En het herte dan. O ik beminne wel wat groot en edel en schoon is, en spegel van Gods pracht en volmaaktheid, mij verblijdt wel de bleuzende kimme, en de stille avondschemering en de zilveren manesching, en 't leven door het penseel geschapen of uit marmer en steen gekapt, en zang en spel, en zingend gedicht, en bijzonderlijk dat gedacht dat menschen schept en leven doet, en de kunste geheel en gansch met al wat zij heeft om 's menschen leven en geschiedenisse te verbeelden; ik bemin wel dat alles en, in de onstoffelijke wereld, Orde en Waarheid en Vrede, voor zooveel ik daaraan versta, o ja, ik beminne wat groot en edel en schoon is, maar dat en bemint geheel mijne ziele niet, of beter, zij hangt daar lijk door twee krachten vast gegrepen, de eene wilt ze naar boven en spreekt uwe stemme, de andere woest en blind, weegt en doet geweld naar onder waar het slijk ligt. Zoo is er dikwijls evenwicht en evenkracht, dat de ziele niet stijgen kan, en somtijds zelfs als de andere kracht woedender wordt, dan daalt de arme, daalt somtijds schrikkelijk, al is 't dat ze schreeuwt en huilt al bloeden tusschen de nijpende klauwen. O dan peis ik op u, Mijnheer, en op uw woord en lessen, en treurig herinnere ik mij:
‘Hebt gij nooit den edelen arend...’
Maar als zij mag stijgen, gelukkig en vrij, naar de blauwe ruimten, o dan peis ik ook op u, want het is gij die ze vrijdet, gij die ze bloedend uit de bijtende klauwen ruktet, dat zij stijgen mocht. O, Mijnheer, wistet gij hoe dat uw woord somtijds valt lijk dauw in de bloemen, lijk regen in het brandende zand, voor die gejaagd was en ongerust, hakend naar Orde en Vrede, en dorstig naar goede hoop.

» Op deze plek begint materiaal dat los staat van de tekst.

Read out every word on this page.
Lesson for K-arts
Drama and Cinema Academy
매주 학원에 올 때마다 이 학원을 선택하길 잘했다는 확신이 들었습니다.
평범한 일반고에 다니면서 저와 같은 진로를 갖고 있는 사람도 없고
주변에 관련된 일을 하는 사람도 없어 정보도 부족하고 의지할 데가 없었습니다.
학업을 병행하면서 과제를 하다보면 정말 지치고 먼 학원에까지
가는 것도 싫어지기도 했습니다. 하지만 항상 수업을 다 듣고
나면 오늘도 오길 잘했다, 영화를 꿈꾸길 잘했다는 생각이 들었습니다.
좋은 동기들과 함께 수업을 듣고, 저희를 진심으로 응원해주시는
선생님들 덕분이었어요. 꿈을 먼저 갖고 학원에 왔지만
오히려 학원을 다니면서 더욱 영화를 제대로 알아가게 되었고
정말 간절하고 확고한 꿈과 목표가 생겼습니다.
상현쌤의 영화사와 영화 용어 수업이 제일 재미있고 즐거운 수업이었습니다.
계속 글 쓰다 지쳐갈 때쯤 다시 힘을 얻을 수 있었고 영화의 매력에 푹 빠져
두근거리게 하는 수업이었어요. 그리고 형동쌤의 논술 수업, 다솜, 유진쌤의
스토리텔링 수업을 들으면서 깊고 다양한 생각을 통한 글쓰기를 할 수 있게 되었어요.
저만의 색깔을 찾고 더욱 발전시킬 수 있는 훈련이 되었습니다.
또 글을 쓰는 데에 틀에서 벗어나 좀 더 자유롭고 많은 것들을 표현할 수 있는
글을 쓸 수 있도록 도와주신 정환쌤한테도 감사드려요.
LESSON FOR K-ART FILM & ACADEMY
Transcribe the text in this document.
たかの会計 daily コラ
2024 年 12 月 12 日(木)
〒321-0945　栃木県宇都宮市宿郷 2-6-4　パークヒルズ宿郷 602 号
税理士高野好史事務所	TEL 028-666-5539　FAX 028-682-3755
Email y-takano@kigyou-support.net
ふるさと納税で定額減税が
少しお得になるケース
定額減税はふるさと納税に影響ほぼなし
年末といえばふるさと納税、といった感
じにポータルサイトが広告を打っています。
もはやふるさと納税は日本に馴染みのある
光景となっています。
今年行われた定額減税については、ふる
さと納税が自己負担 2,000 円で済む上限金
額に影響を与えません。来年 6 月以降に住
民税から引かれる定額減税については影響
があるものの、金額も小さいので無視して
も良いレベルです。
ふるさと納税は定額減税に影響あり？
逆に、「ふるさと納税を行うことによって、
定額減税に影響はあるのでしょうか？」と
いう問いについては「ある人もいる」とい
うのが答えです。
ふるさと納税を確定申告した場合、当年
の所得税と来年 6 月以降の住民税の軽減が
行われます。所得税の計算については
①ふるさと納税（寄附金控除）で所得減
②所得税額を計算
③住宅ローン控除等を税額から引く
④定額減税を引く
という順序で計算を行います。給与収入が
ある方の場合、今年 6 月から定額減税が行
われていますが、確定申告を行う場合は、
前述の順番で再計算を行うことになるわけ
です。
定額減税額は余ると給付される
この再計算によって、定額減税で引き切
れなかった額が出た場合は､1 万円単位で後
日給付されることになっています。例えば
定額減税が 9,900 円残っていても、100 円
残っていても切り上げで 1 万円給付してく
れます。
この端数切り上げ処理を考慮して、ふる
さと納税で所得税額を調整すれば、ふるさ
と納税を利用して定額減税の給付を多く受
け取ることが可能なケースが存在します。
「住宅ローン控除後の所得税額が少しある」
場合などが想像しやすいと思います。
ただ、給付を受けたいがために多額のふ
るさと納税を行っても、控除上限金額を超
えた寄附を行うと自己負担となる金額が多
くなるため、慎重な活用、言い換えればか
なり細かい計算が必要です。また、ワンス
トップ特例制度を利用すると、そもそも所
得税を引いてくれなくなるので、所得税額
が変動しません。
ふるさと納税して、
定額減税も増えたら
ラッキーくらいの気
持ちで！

Licht voor het verstand, vrijdom en orde en vrede voor het herte, dat ben ik u verschuldigd. Ook nog kracht voor den wille. Want dat is bijzonder flauw bij mij, in gemeene dingen, en daarom, ook in grooter. O hoe dikwijls en kieze ik den leesboek niet, en dat dagen en weken lang. En gij leert ons kloek en sterk van wille zijn.